友達と現地付近で合流し、目的地に向かった。大通りを小道に抜けると、すぐ発見できた。店先には、原付が尋常じゃないほど止まっており、古めかしい掲示板には今週上映する映画のポスターが貼られていた。タイムスケジュールもあり、ちょうど映画が始まる事を示している。外観の時点で他の施設とは異なる雰囲気、異界感とでも言おうか、を発している。好奇心が止まらない。友達とじゃんけんをし、先陣を切ってもらう。中に入ると、ヤニの臭いが漂い、古めかしい券売機と受付の爺がいた。料金を支払い、半券を受付に愛想良く渡す。戸惑いながらも入口を見つけると、ちょうど人が出て来た。白髪混じりの40歳くらいの男だ。有り体に言えば不潔な印象である。ホールに入ると、女優の喘ぎ声が耳に入り、ゾンビの如く薄暗い館内を歩き回る爺達の姿が目に映る。見渡すと右端で一組の爺が御互いの身体を触り合っていた。なるほど、ハッテン場の役割があるのかと理解したが、見るに堪えない。空席を発見すると、友達の右に腰をかけ、映画を鑑賞する。通路を通る爺がしばしばこちらを見てくるので堪らず、マスクを付け顔を隠す。

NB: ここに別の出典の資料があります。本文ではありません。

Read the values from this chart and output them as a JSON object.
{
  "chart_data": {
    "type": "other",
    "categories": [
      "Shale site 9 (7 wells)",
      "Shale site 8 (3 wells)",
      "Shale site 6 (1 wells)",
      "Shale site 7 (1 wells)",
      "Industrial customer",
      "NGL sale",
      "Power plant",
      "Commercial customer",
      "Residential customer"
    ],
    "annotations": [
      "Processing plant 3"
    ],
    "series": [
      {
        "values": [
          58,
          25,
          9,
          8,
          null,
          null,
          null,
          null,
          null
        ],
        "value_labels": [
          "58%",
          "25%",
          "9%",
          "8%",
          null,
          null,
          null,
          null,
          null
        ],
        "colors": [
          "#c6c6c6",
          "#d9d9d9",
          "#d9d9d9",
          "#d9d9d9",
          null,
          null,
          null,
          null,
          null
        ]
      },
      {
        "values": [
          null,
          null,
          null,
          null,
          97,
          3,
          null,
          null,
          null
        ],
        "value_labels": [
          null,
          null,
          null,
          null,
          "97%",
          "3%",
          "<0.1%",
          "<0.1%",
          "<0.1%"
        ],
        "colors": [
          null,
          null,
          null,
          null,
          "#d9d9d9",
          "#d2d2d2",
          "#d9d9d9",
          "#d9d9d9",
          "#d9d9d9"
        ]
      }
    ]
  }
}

肝心の内容は熟女ナンパものであり、全く高ぶらない。画面全体に館内のヤニの臭いを染み付けたような色をしているし、そもそも、熟女モノは僕にとっては藤浪並のボール玉だ。だが、あまりのおかしさにうっすらとした笑みが顔に張り付いて剥がれない。前の席をよくみると、二人でちちくり合っている。暫くすると、右の男がマスクを剥ぎ顔を隣の男の股間部分に動かし頭を上下にうごかしはじめた。恐らくはしゃぶっているだろう。館内を犇めくウォーキング爺、見るだけで不快感しかない爺達のボディタッチ。前方で行われる痴態。大画面で流れる演技丸出しの3流AV。頭がパンクしそうである。どうやら友達も同じようで、ニヤつきながら顔を見合わせる。

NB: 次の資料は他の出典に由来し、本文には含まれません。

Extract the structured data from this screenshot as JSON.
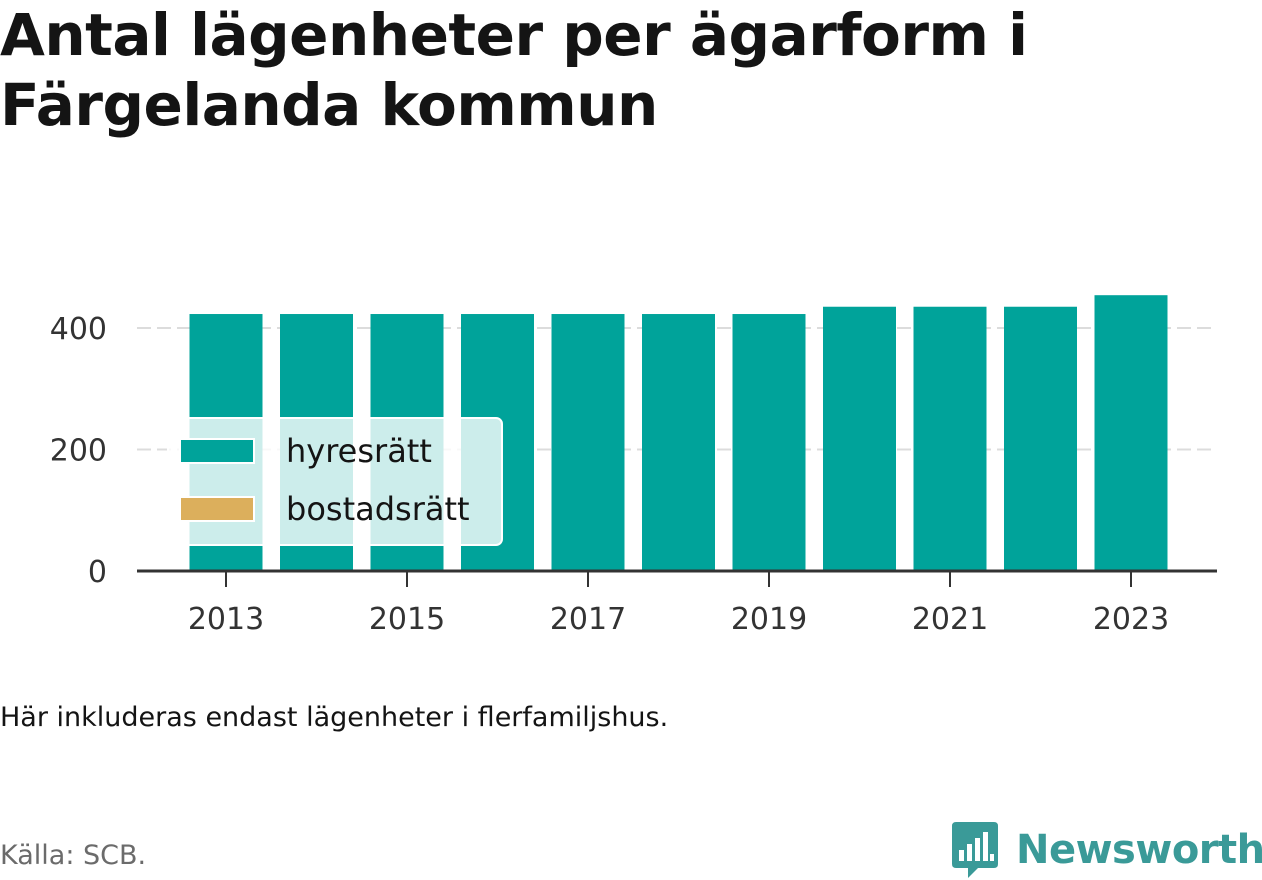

しばらく映画を眺めていると、歩き回っていた爺の何人かが前方の様子を鑑賞し始めた。恐ろしい。それを意に介さず行為をする二人。しかも、爺の一人が参戦したのだからもう見ていられない。しばらくすると、彼等は移動したものの別の二人の爺がすれ違った際に揉めはじめた。どうやら、杖をついた爺とシャツの爺が接触し、杖爺が怒ったようだ。その様子をながめていると彼と目があった。やってしまった。杖爺はしばらくこちらを見ると、僕の前の列を通りぬけ、なんと僕の二つ隣の席に座った。チラチラとこちらを見ながら隣の席に手を伸ばす素振りを見せる爺。当然、恐ろしくて堪らない。意に介さない振りをしながら、間接視界で爺の様子を確認する。やはりと言うべきか、爺の行動は僕の近くに来るだけでは留まらなかった。なんと爺は隣のシートに手を掛け、半身をこちらに向けて、こちらをねっとりとした視線で観察し始めたのだ!幸いなことに、爺の動きは遅い。恐怖と好奇心がせめぎ合う中、友人に連れられ何とか無事に恐怖のシートを脱した。
最後尾の席に逃げ込むと、ある事を思いつく。なにかのネタになるだろうとメモをそこで残す事にした。
映画は三本立てあるのだが、どうやら最終章も佳境のようである。女優の喘ぎ声が激しくなる。しかし、友人はもう満足したようでここから脱出したいようだ。そうと決まれば足は早い。
外に出て空気を吸う。排ガス混じりの空気ではあるが、素晴らしく爽やかに感じた。しかし、なにかやっぱりヤニ臭さが抜けなかった。